Chambinzky: Mit Glitzerfummel und Perücke
Nicht nur komisch, sondern auch
berührend: „Ein Käfig voller Narren“ öffnet sich im Theater
Chambinzky
Kein Zweifel, die beiden sind ein
reizendes Paar. Seit Jahrzehnten arbeiten und leben sie zusammen,
meistern ihren Alltag, ihre Beziehungsprobleme, kümmern sich um Kind
und Mitarbeiter, pflegen ihre Freundschaften, Macken, Allüren,
Ängste. In ihrer Umgebung kümmert's keinen, dass sie bürgerlichen
Kriterien nicht entsprechen, schwul sind: Albin tritt allabendlich
als Travestie-Star Zaza in Georges Club „La Cage aux Folles“ auf.
Diesen Namen gaben Harvey Fierstein
(Buch) und Jerry Herman (Musik/Songtexte) ihrem nach dem Bühnenstück
von Jean Poiret entstandenen Musical. Den Welterfolg mit Kultstatus
präsentiert das Theater Chambinzky als „Ein Käfig voller Narren“
seit dem letzten Abend des vergangenen Jahres. Trotz sicherlich
ausbaufähiger gesanglicher Darbietungen spendete das
Premierenpublikum mehr als nur Achtungsapplaus.

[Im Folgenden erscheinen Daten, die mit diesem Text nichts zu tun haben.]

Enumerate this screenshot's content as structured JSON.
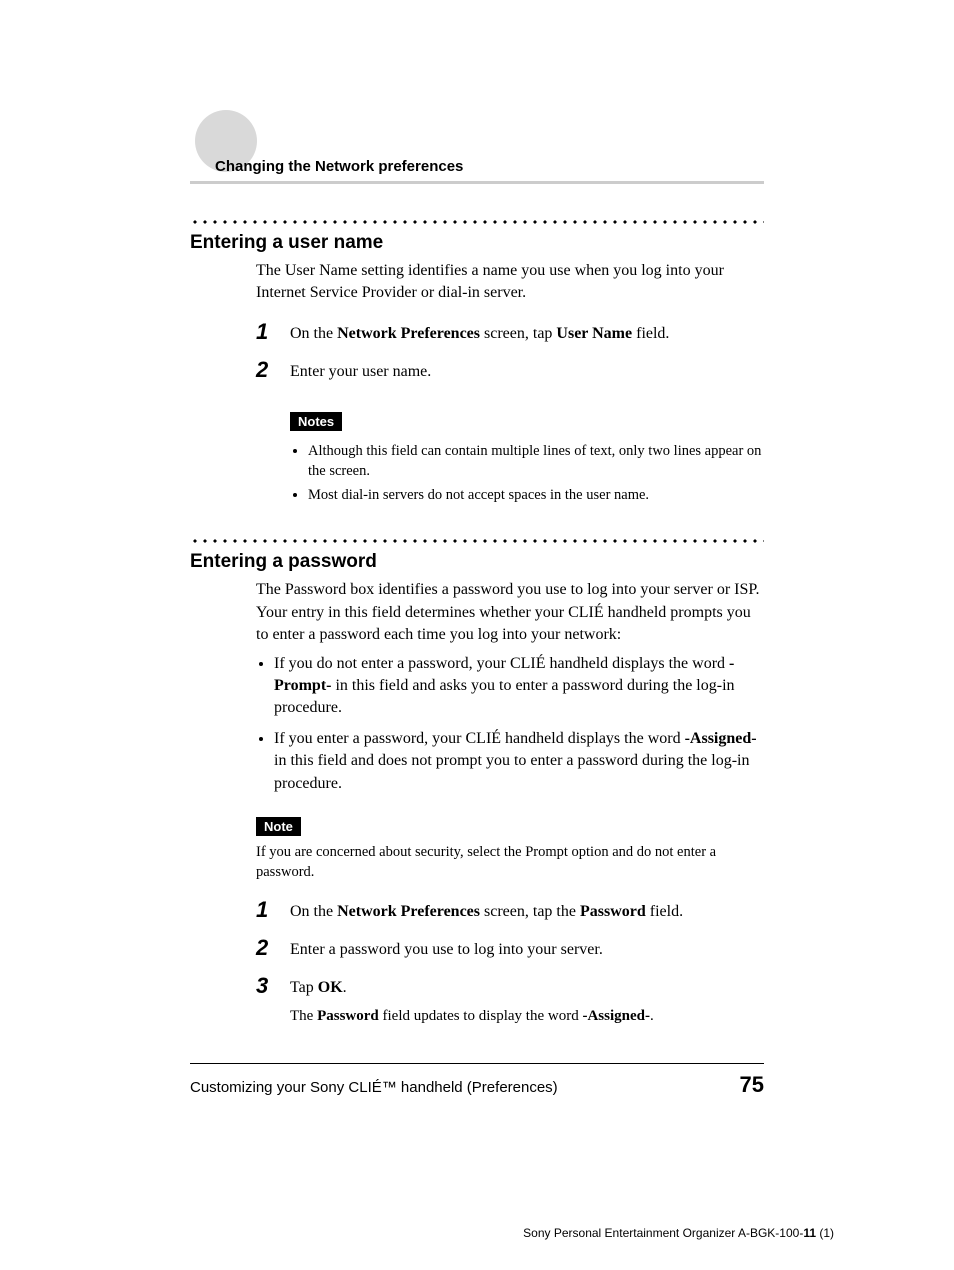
{
  "header": {
    "chapter": "Changing the Network preferences"
  },
  "section1": {
    "title": "Entering a user name",
    "intro": "The User Name setting identifies a name you use when you log into your Internet Service Provider or dial-in server.",
    "steps": {
      "s1_pre": "On the ",
      "s1_b1": "Network Preferences",
      "s1_mid": " screen, tap ",
      "s1_b2": "User Name",
      "s1_post": " field.",
      "s2": "Enter your user name."
    },
    "notes_label": "Notes",
    "notes": {
      "n1": "Although this field can contain multiple lines of text, only two lines appear on the screen.",
      "n2": "Most dial-in servers do not accept spaces in the user name."
    }
  },
  "section2": {
    "title": "Entering a password",
    "intro": "The Password box identifies a password you use to log into your server or ISP. Your entry in this field determines whether your CLIÉ handheld prompts you to enter a password each time you log into your network:",
    "bullets": {
      "b1_pre": "If you do not enter a password, your CLIÉ handheld displays the word ",
      "b1_bold": "-Prompt-",
      "b1_post": " in this field and asks you to enter a password during the log-in procedure.",
      "b2_pre": "If you enter a password, your CLIÉ handheld displays the word ",
      "b2_bold": "-Assigned-",
      "b2_post": " in this field and does not prompt you to enter a password during the log-in procedure."
    },
    "note_label": "Note",
    "note_text": "If you are concerned about security, select the Prompt option and do not enter a password.",
    "steps": {
      "s1_pre": "On the ",
      "s1_b1": "Network Preferences",
      "s1_mid": " screen, tap the ",
      "s1_b2": "Password",
      "s1_post": " field.",
      "s2": "Enter a password you use to log into your server.",
      "s3_pre": "Tap ",
      "s3_b": "OK",
      "s3_post": ".",
      "s3_sub_pre": "The ",
      "s3_sub_b1": "Password",
      "s3_sub_mid": " field updates to display the word ",
      "s3_sub_b2": "-Assigned-",
      "s3_sub_post": "."
    }
  },
  "footer": {
    "left": "Customizing your Sony CLIÉ™ handheld (Preferences)",
    "page": "75",
    "bottom_pre": "Sony Personal Entertainment Organizer  A-BGK-100-",
    "bottom_b": "11",
    "bottom_post": " (1)"
  }
}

Erzkonservativer Politiker
Der Inhalt des Stücks ist schnell
erzählt: Wie „normale“ Eltern haben Albin, der den Künstlernamen
Zaza (Markus Fäth) trägt, und Georges (Wolfgang Stenglin) dessen
Sohn Jean-Michel (Thomas Rehda) großgezogen. Nun will der junge Mann
Anne (Marina Gebert) heiraten. Doch seine Liebe ist die Tochter des
erzkonservativen Politikers Edouard Dindon, des Vorsitzenden des
staatlichen Ausschusses für Moral und Sitte (Gerd Eickelpasch), und
seiner Frau Marie (Brigitte Weber).
Beide Familien sollen sich
kennenlernen und um das junge Glück nicht zu gefährden, unternehmen
Zaza, Georges, Jean-Michel und Jacob, der lieber als Zofe denn als
Butler agiert (Bernd Stollberger), verzweifelte Anstrengungen,
normal zu erscheinen. Die leibliche Mama wird zwar eingeladen, kommt
aber nicht, und daher schlupft Ziehmutter Albin – gekränkt, weil er
als männlicher Onkel abserviert werden sollte – in die Rolle der
exzentrischen Ehefrau. Für Probleme ist also bestens gesorgt. Und
für ein Happy End natürlich auch.
Markus Fäth nimmt man sowohl die
füllige Verführerin Zaza ab wie die fürsorgliche „Ehefrau“ und
„Mutter“. Wie er greint und zickt, sich mit Glitzerkleid und Perücke
ausstaffiert, sich schminkend den Frust über das Altern und später
die Verletzung durch Jean-Michel und Georges mit „Ich bin, was ich
bin“, dem wohl bekanntesten Song des Musicals, von der Seele singt,
das ist nicht nur komisch, sondern auch berührend. Von Anfang an
gibt auch Wolfgang Stenglin eine gute Figur als Nachtclubbesitzer
ab. Er ist der eher unauffällige Schwule, liebevoll, um Harmonie
bemüht, in dessen Laden die „Cagelles“ (Christos Syrmaidis, Frank
Fiebig, Jürgen Östreicher und Arshad bin Hassan) stolperfrei trotz
atemberaubend hochhackiger Schuhe und in Glitzerfummel auftreten.
Gefährdete Karriere
Das Duo Fäth/Stenglin hat Power, von
der sich Thomas Rehda als etwas blasser, von der Situation
überforderter Sohn noch eine Scheibe abschneiden könnte.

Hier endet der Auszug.